La drépanocytose, marqueur erroné de l'immigration

Pour de nombreux sites d'extrême-droite, la hausse du taux de dépistage de la drépanocytose, qualifiée parfois de "maladie de noirs", serait révélatrice de la montée de l'immigration en France. Ce dépistage est pourtant systématique chez les bébés des Dom, quelle que soit leur couleur de peau. 
La France bientôt victime du "grand remplacement"? Cette théorie, prisée par l'extrême-droite, tend à démonter que les populations d'origine étrangères s'implantent en France au détriment de la population dite "de souche",  c'est-à-dire n'étant pas issue de l'immigration récente.
 
 

Une théorie véhiculée par l'extrême-droite et Eric Zemmour

Cette théorie raciste est  mise à mal par de nombreux contradicteurs, dont Jean Christophe Dumont, chef de la division des migrations internationales à l'OCDE (Organisation de coopération et de développement économique). " En terme de flux récents d’immigration, avec moins de 245 000 entrées permanentes par an (dont 95 000 Européens), le nombre d’immigrés qui s’installent durablement en France est bas et il représente moins de 0,4% de la population totale", expliquait-il en juin au site Rue 89.
 
Pourtant entre l'éditorialiste Eric Zemmour (à 10'56 sur la vidéo)  et les nombreux sites, forums ou commentaires pêchés sur Internet, cette idée continue de progresser. Depuis plusieurs mois, ses partisans s'appuient sur les chiffres de la drépanocytose pour l'appuyer.
 
 

Des populations dites "à risques"

Pour tenter d'étayer leur démonstration, ils partent d'un constat simple: il n'existe pas de statistiques ethniques en France. En revanche il existe le dépistage néo-natal de la drépanocytose. Cette maladie génétique est grave, rare et peu connue. Ses symptômes sont variés, allant de douleurs aiguës, notamment abdominales, à une extrême sensibilité aux bactéries. Les enfants malades sont particulièrement sensibles aux pneumopathies, méningites ou septicémies…
 
La maladie, qui peut concerner tout le monde,  touche principalement les originaires des Départements d'Outre-mer, d'Afrique, d'Amérique du sud, et des pays méditerranéens. Les Afro-américains sont également considérés comme une population à risque.
 
En France, pour l'instant, le dépistage de la maladie n'est pas systématique.
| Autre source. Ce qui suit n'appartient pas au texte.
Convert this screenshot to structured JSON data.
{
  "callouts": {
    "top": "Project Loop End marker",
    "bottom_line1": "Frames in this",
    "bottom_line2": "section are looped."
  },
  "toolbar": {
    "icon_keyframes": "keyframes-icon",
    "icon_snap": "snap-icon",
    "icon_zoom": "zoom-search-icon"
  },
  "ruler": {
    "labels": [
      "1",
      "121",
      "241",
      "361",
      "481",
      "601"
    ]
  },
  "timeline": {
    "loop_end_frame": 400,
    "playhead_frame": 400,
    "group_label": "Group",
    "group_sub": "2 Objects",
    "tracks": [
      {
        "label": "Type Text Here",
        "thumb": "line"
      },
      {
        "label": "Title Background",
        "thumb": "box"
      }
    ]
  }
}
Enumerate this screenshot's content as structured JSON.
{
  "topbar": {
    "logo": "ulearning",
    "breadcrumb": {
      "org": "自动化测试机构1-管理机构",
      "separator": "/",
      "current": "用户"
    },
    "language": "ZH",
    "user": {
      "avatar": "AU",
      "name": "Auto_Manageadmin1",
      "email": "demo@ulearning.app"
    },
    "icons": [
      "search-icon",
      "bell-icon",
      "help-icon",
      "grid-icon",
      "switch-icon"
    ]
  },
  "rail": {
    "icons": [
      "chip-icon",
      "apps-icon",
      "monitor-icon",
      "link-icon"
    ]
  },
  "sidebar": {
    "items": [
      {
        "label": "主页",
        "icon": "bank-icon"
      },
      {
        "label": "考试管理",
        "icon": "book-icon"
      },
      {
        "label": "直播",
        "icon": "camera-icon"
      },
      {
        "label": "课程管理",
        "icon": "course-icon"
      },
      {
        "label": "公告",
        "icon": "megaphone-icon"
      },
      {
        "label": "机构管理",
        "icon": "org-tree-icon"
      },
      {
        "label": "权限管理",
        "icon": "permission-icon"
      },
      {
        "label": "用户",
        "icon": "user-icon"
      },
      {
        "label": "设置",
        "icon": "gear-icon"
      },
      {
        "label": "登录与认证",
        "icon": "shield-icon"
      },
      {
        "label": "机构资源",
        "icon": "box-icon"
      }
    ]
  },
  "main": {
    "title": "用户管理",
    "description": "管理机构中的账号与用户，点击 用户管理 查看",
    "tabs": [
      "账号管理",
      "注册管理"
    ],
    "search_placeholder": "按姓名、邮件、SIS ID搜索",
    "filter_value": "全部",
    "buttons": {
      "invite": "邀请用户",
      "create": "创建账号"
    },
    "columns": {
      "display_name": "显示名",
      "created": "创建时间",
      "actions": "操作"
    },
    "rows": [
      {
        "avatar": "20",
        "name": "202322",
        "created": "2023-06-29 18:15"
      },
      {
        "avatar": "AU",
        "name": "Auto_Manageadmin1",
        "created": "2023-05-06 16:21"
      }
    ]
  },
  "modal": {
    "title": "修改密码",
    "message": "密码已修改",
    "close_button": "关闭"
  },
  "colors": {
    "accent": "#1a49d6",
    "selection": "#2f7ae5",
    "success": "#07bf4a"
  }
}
Seuls les nouveaux nés issus d'union de personnes originaires de ces régions dites à risques sont dépistés. Et c'est donc en partie  sur les chiffres du dépistage que s'appuient les théoriciens  du "grand remplacement".
 

Dépistage systématique chez les domiens

D'après l'Association française pour le dépistage et la prévention des handicaps chez l'enfant (AFDPHE), 309 857 nouveau-nés ont été dépistés en 2012, dont près de 38 000 dans les départements et collectivités d'Outre-mer. Dans les départements d'Outre-mer, le dépistage est systématique, quelle que soit l'origine géographique des parents du bébé. A Saint-Pierre et Miquelon en revanche, aucun enfant n'a été dépisté, et dans le Pacifique, le taux est infime (0,47%).
 
En revanche, en  2006, 27% des nouveau-nés nés dans l'Hexagone étaient dépistés contre 33% en 2012.  Des chiffres qui suffisent à alimenter les plus grands fantasmes. Le 13 décembre 2012, sous le titre "une étude indique l'ampleur du remplacement de population à l'œuvre en France", un site classé à l'extrême-droite s'appuie sur ces chiffres du ministère de la Santé, carte à l'appui.
A aucun moment n'est prise en  compte dans leur article  la présence de plusieurs centaines de milliers d'ultramarins dans l'Hexagone, ni des Français d'origine étrangère, parfois sur depuis plusieurs générations, mais également ciblés par le dispositif de dépistage.
 
 

Une enquête du Monde met le feu aux poudres

Le site du Monde.fr les décodeurs, a été le premier à enquêter puis à réfuter, chiffres à l'appui, tout lien possible entre le dépistage de la drépanocytose et immigration. Depuis,  c'est un autre site d'extrême-droite qui a  tenu à riposter, assurant notamment, à tort,  que la drépanocytose frappait "toutes les populations à peaux noires ou foncées", (alors même que le dépistage n'a pas lieu chez les originaires des territoires du Pacifique).Une fois encore, le succès est immédiat sur les réseaux sociaux. 

 

 
L'article du site extrémiste reconnaît  par ailleurs que le dépistage de la drépanocytose permet  uniquement d'avoir une idée du nombre de naissance d'enfants, Français ou non,  descendants, sur une ou plusieurs générations, de populations originaires d'Europe du Sud, d'Outre-mer, d'Afrique ou d'Asie... Mais n'est en aucun cas un indicateur, pas même approximatif,  de l'immigration en France.